Your Mental Health and Stress Leave in Ontario

While you may be used to work-related stress, being in a constant state of stress or anxiety is known to contribute to the development of several physical and mental illnesses, like high blood pressure, heart conditions, stomach ulcers, anxiety, depression and others. 

Even if you are attentive to your physical and mental health, you may be experiencing the effects of heightened stress levels without knowing it. There are many symptoms of stress that present themselves in various ways, and some aren’t obvious.  

Knowing what those symptoms are and what your rights are if you need to take a stress leave from work is crucial in managing and treating them.

Recognizing Unhealthy Levels of Stress

Over half of Canadians polled about their mental health said that it had worsened over the two years of mass lockdowns, layoffs, social distancing, travel bans, etc., caused by the COVID-19 pandemic. The worst may be behind us, but that amount of stress over a prolonged period of time can have a lasting effect on the brain’s ability to handle future stress and recover from increased anxiety.
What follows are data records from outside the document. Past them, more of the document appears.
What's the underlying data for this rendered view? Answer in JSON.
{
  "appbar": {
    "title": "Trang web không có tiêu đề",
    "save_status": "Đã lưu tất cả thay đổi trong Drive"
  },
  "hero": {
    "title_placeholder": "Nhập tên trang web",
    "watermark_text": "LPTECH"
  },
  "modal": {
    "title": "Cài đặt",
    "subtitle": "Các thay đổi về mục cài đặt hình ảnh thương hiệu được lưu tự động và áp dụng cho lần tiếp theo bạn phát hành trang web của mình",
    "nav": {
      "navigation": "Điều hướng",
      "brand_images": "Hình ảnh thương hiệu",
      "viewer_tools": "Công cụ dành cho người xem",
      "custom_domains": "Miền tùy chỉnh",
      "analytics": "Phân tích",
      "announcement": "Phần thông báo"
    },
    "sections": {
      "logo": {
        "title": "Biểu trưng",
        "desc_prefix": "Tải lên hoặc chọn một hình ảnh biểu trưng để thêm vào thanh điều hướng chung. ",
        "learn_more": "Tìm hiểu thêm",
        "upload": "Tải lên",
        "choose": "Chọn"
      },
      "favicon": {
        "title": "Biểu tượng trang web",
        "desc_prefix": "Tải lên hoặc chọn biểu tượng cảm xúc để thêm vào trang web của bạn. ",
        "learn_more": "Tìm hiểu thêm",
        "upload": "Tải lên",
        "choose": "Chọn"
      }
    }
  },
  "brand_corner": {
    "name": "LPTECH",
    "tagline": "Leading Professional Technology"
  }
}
Even if you don’t feel any differently, recognizing the warning signs of unhealthy stress levels can save you from a potentially fatal or debilitating health condition. Indications come in many forms of physical, mental, behavioural and emotional signs, such as:

  • Dry mouth and increased heart rate
  • Stiffness or pain, especially in the neck, shoulders and lower back
  • Frequent illnesses or the worsening of existing conditions
  • Chest pain, headaches, stomach ailments, nausea
  • Trembling, sweating, nervousness, anxiousness
  • Fatigue and changes in your sleeping habits
  • Changes in eating habits and/or weight gain or loss
  • Increased smoking, drinking, drug use
  • Aggressive behaviour, including yelling and cursing
  • Irritability, anger, impatience
  • Avoidance or procrastination
  • Isolating yourself from others
  • Difficulty concentrating, remembering, and decision-making 
  • Loss of joy or sense of humour, depression
  • Decreased libido

If you are constantly experiencing symptoms of stress or it takes a long time for them to pass after they’ve started, speak to your doctor as soon as you can, especially if you’re feeling physical symptoms like chest pain or stomach issues. These symptoms can indicate or result in serious health conditions.

Your healthcare provider may prescribe wellness exercises, refer you for treatment and/or recommend that you take stress leave from your work.
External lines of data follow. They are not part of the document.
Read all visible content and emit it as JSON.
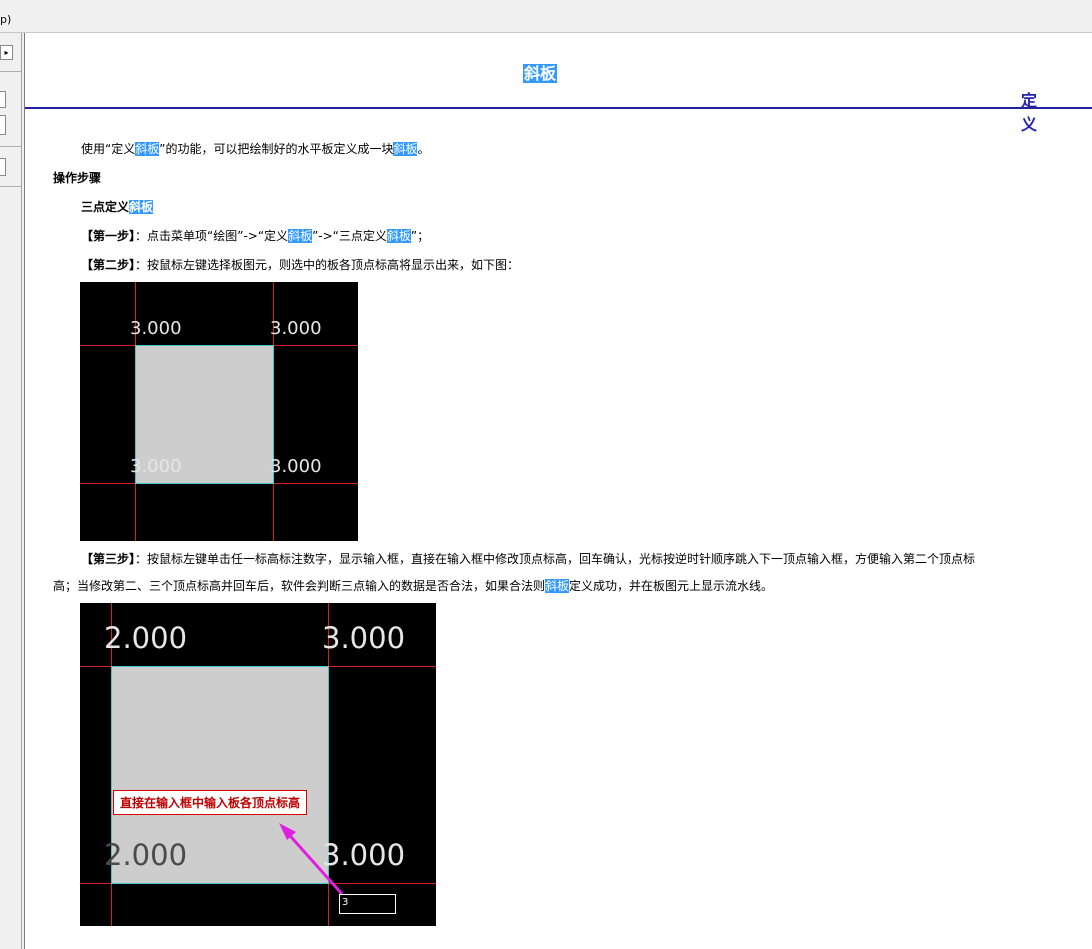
{
  "window": {
    "menu_fragment": "p)"
  },
  "sidebar": {
    "arrow_label": "▸"
  },
  "doc": {
    "title_pre": "定义",
    "title_hl": "斜板",
    "intro": {
      "a": "使用“定义",
      "hl1": "斜板",
      "b": "”的功能，可以把绘制好的水平板定义成一块",
      "hl2": "斜板",
      "c": "。"
    },
    "section_heading": "操作步骤",
    "subheading": {
      "a": "三点定义",
      "hl": "斜板"
    },
    "step1": {
      "label": "【第一步】",
      "a": "：点击菜单项“绘图”->“定义",
      "hl1": "斜板",
      "b": "”->“三点定义",
      "hl2": "斜板",
      "c": "”；"
    },
    "step2": {
      "label": "【第二步】",
      "a": "：按鼠标左键选择板图元，则选中的板各顶点标高将显示出来，如下图："
    },
    "step3": {
      "label": "【第三步】",
      "line1": "：按鼠标左键单击任一标高标注数字，显示输入框，直接在输入框中修改顶点标高，回车确认，光标按逆时针顺序跳入下一顶点输入框，方便输入第二个顶点标",
      "line2a": "高；当修改第二、三个顶点标高并回车后，软件会判断三点输入的数据是否合法，如果合法则",
      "hl": "斜板",
      "line2b": "定义成功，并在板图元上显示流水线。"
    },
    "figure1": {
      "tl": "3.000",
      "tr": "3.000",
      "bl": "3.000",
      "br": "3.000"
    },
    "figure2": {
      "tl": "2.000",
      "tr": "3.000",
      "bl": "2.000",
      "br": "3.000",
      "callout": "直接在输入框中输入板各顶点标高",
      "input_value": "3"
    }
  }
}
Taking Stress Leave in Ontario

To be clear, your healthcare provider does not have to sign off on your taking stress leave from work. However, in circumstances when it’s reasonable for them to do so, your employer can ask that you provide a medical note if you take a sick or stress leave. Reasonable circumstances can include requesting more time off than you’re allowed or regularly being absent from work. 

Legally, there isn’t a specific leave for stress in Ontario, and taking stress leave is considered part of your sick leave entitlement. These are some of your other rights regarding sick leave in Ontario:

  • You’re entitled to a minimum of three unpaid days of sick leave per calendar year if you’ve worked with your current employer for at least two consecutive weeks, unless you work in a federally-regulated industry, in which case you’re provided a minimum of five days of sick or “personal leave” in a calendar year – three of which are paid if you’ve been with your employer for at least three consecutive months. 
  • Your employment contract may provide a longer sick or stress leave, possibly with paid time off. If so, those terms become the minimums you’re entitled to. 
  • It’s against the law for your employer to punish you in any way for asking about, planning or taking sick/stress leave.
  • You’re entitled to the same or a comparable position when you return from a legally-mandated leave, including leaves that are provided in your employment contract.

If you do take sick leave, you’re required to notify your employer, preferably before you go on leave. If you’re unable to, you must notify them as soon as you can.